Minden turns upscale New York in play

Carson Valley Community Theatres play, “Social Secutiry,” focuses on family dynamics and relationships. Giovanna Jones as Barbara Kahn, Jim Dezerga as David Kahn, Rachelle Resnick as Trudy Heyman, Harriet Cummings as Sophie Greengrass and Kyle Littlefield as Martin Heyman.

Carson Valley Community Theatres play, “Social Secutiry,” focuses on family dynamics and relationships. Giovanna Jones as Barbara Kahn, Jim Dezerga as David Kahn, Rachelle Resnick as Trudy Heyman, Harriet Cummings as Sophie Greengrass and Kyle Littlefield as Martin Heyman.
Photo by Sarah Drinkwine.

Upscale New York billboards at the CVIC Hall in Minden on July 14-23 with the Carson Valley Community Theatre’s new production “Social Security.”

Having nothing to do with benefits for the elderly or disabled, the Broadway comedy written by Andrew Bergam, focuses on the family dynamics and relationships of an aging parent and a rebellious college kid, sibling rivalries and mid-life crisis.

“Security is social, it’s what we do as humans,” said Director Toni Tomei. “Parents get left behind as their children grow and don’t get visited as much, siblings grow apart and life changes, so this play really highlights that while bringing something new through relationships because thats when things happen, in a social environment.”

Crowned the “Unknown King of Comedy” by New York Magazine, Bergman is an American screenwriter, film director and novelist. After writing, “Social Security,” it soon became a critically acclaimed Broadway comedy, produced by David Geffen and the Schubert Organization at Ethel Barrymore Theatre in New York City on April 17, 1986. After that he received his first screenwriting credit for the Mel Brooks blockbuster “Blazing Saddles and went on to write such memorable comedies as “The In-Laws,” “Fletch,” “Soapdish,” “The Freshman,” and “Honeymoon in Vegas.”

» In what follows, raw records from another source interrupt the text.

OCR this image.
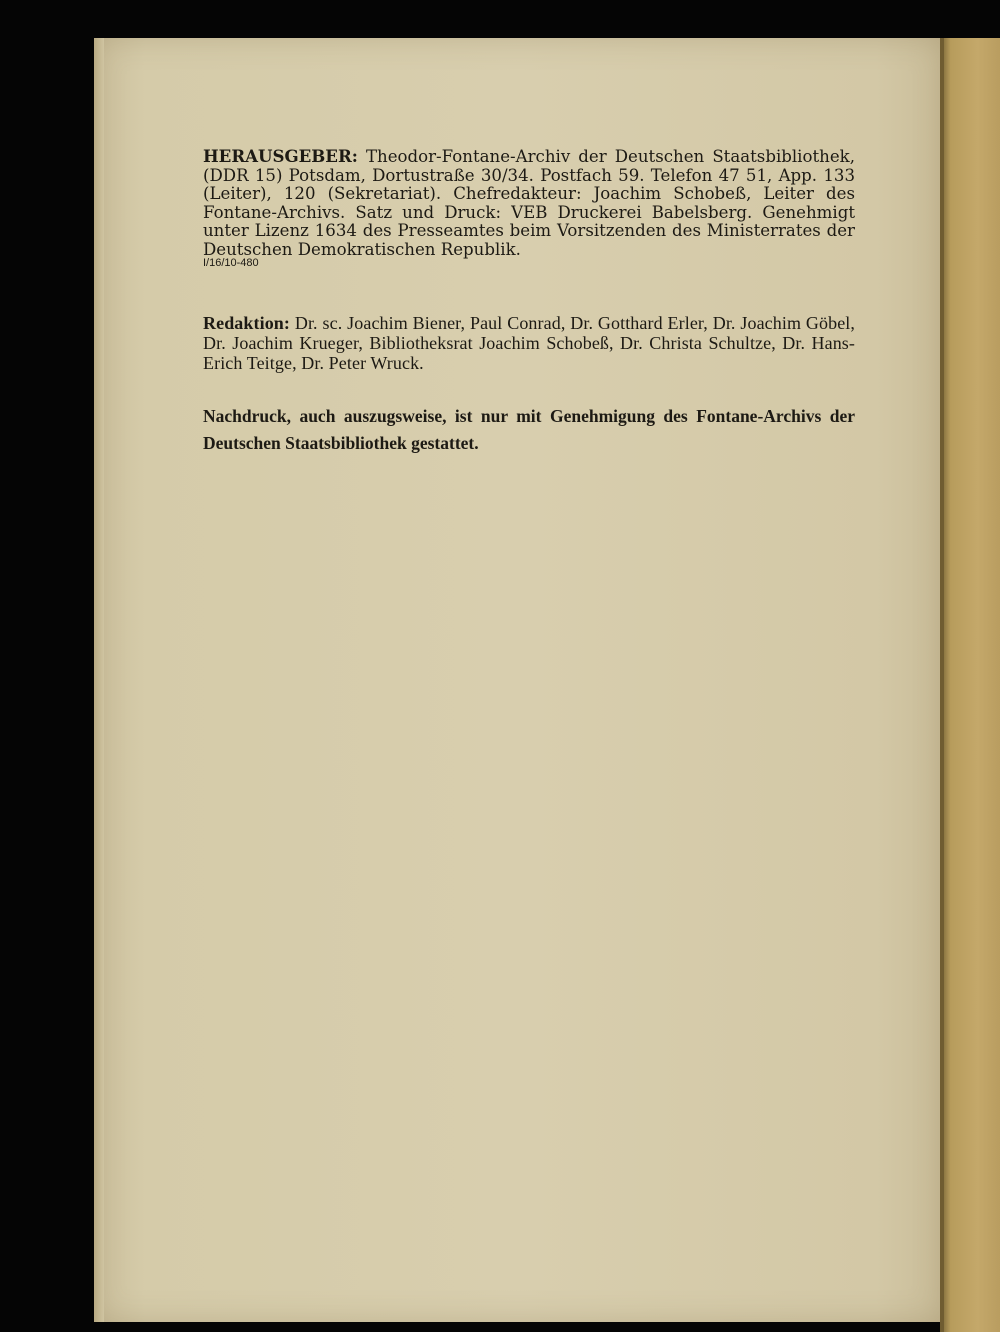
HERAUSGEBER: Theodor-Fontane-Archiv der Deutschen Staatsbibliothek, (DDR 15) Potsdam, Dortustraße 30/34. Postfach 59. Telefon 47 51, App. 133 (Leiter), 120 (Sekretariat). Chefredakteur: Joachim Schobeß, Leiter des Fontane-Archivs. Satz und Druck: VEB Druckerei Babelsberg. Genehmigt unter Lizenz 1634 des Presseamtes beim Vorsitzenden des Ministerrates der Deutschen Demokratischen Republik.

I/16/10-480

Redaktion: Dr. sc. Joachim Biener, Paul Conrad, Dr. Gotthard Erler, Dr. Joachim Göbel, Dr. Joachim Krueger, Bibliotheksrat Joachim Schobeß, Dr. Christa Schultze, Dr. Hans-Erich Teitge, Dr. Peter Wruck.

Nachdruck, auch auszugsweise, ist nur mit Genehmigung des Fontane-Archivs der Deutschen Staatsbibliothek gestattet.
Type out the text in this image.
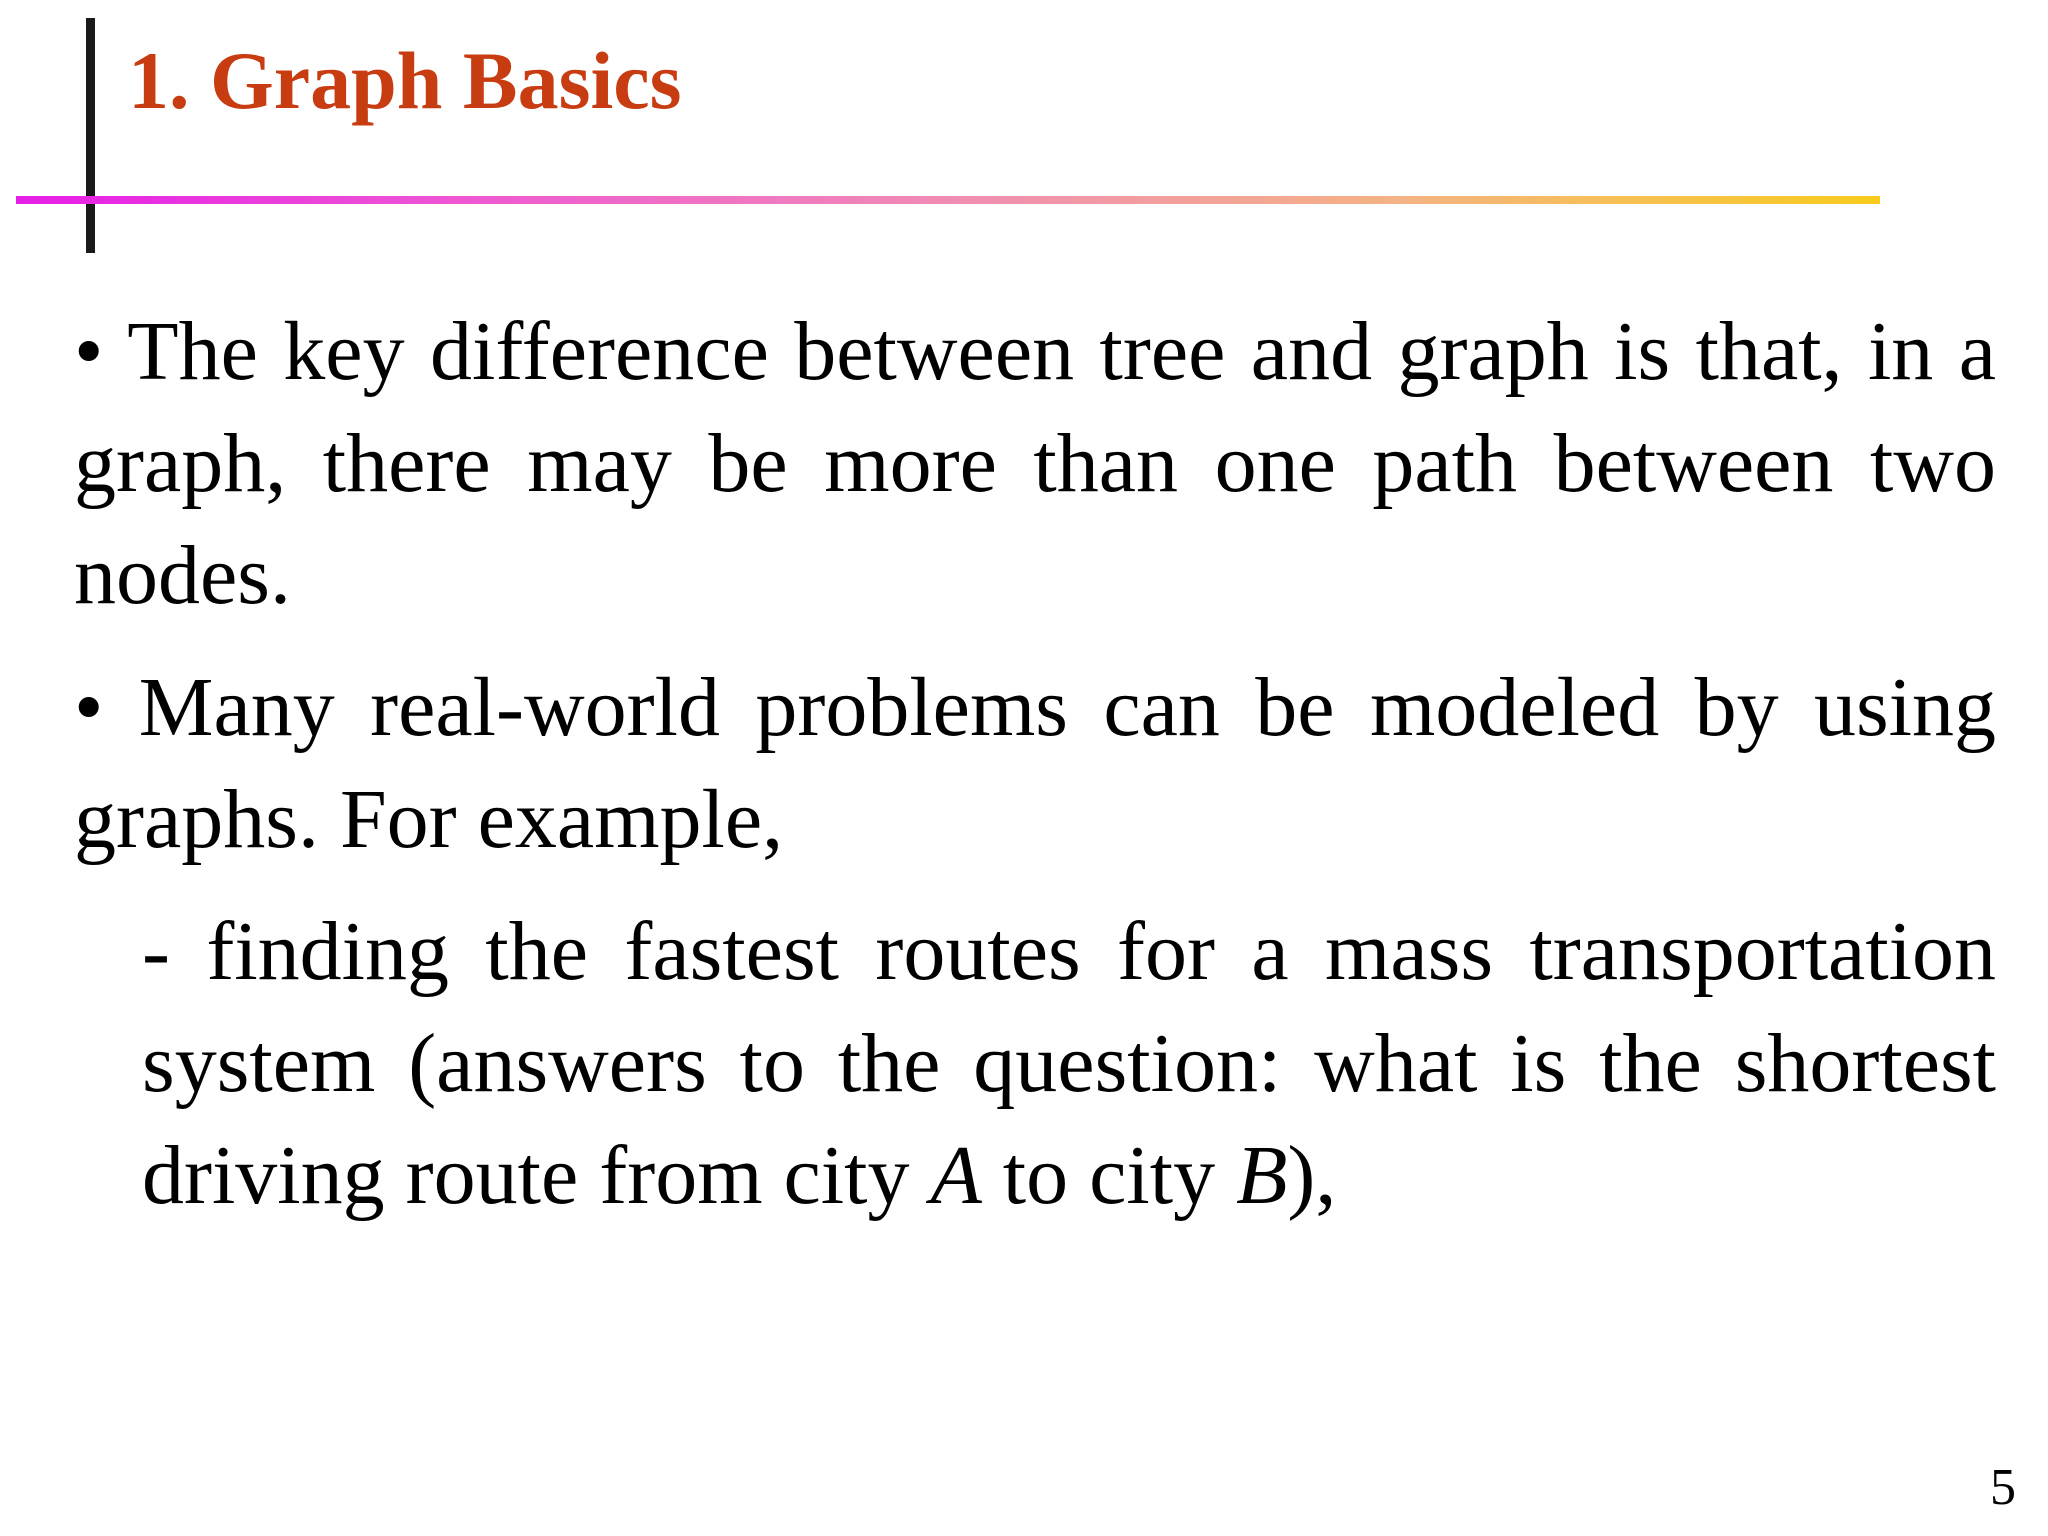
1. Graph Basics

• The key difference between tree and graph is that, in a graph, there may be more than one path between two nodes.

• Many real-world problems can be modeled by using graphs. For example,

- finding the fastest routes for a mass transportation system (answers to the question: what is the shortest driving route from city A to city B),

5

Social Security centers around Manhattan art gallery owners Barbara and David Kahn, Barbara’s goody-good sister and her uptight CPA husband, and their archetypal Jewish mother.

The Kahn’s lives are upended when Barbara’s Mineola housewife sister, Trudy, deposits their eccentric mother, Sophie, on the couple’s doorstep while she and her husband head to Buffalo to rescue their sexually precocious college student daughter.

Things really begin to unravel when Sophie meets the art dealers’ best client, a suave elderly artist who offers to paint her portrait and changes her life in ways she never expected in her twilight years.

“It’s about relationships and family and the growth of the characters,” said Rachelle Resnick who portrays Trudy Heyman. “It’s about love, love found and love loss.”

Assistant director Karen Mason said “Social Security” is about not prejudging and finding passion in any stage and age of life.

Though comedic many of the references may not be suitable for young children.

“It’s going to be a lot of fun,” said Mason. “It’s a comedy, but not a slap stick, silly one. It’s intelligent and relatable.”

Curtains open 7:30 p.m. July 14 in Minden.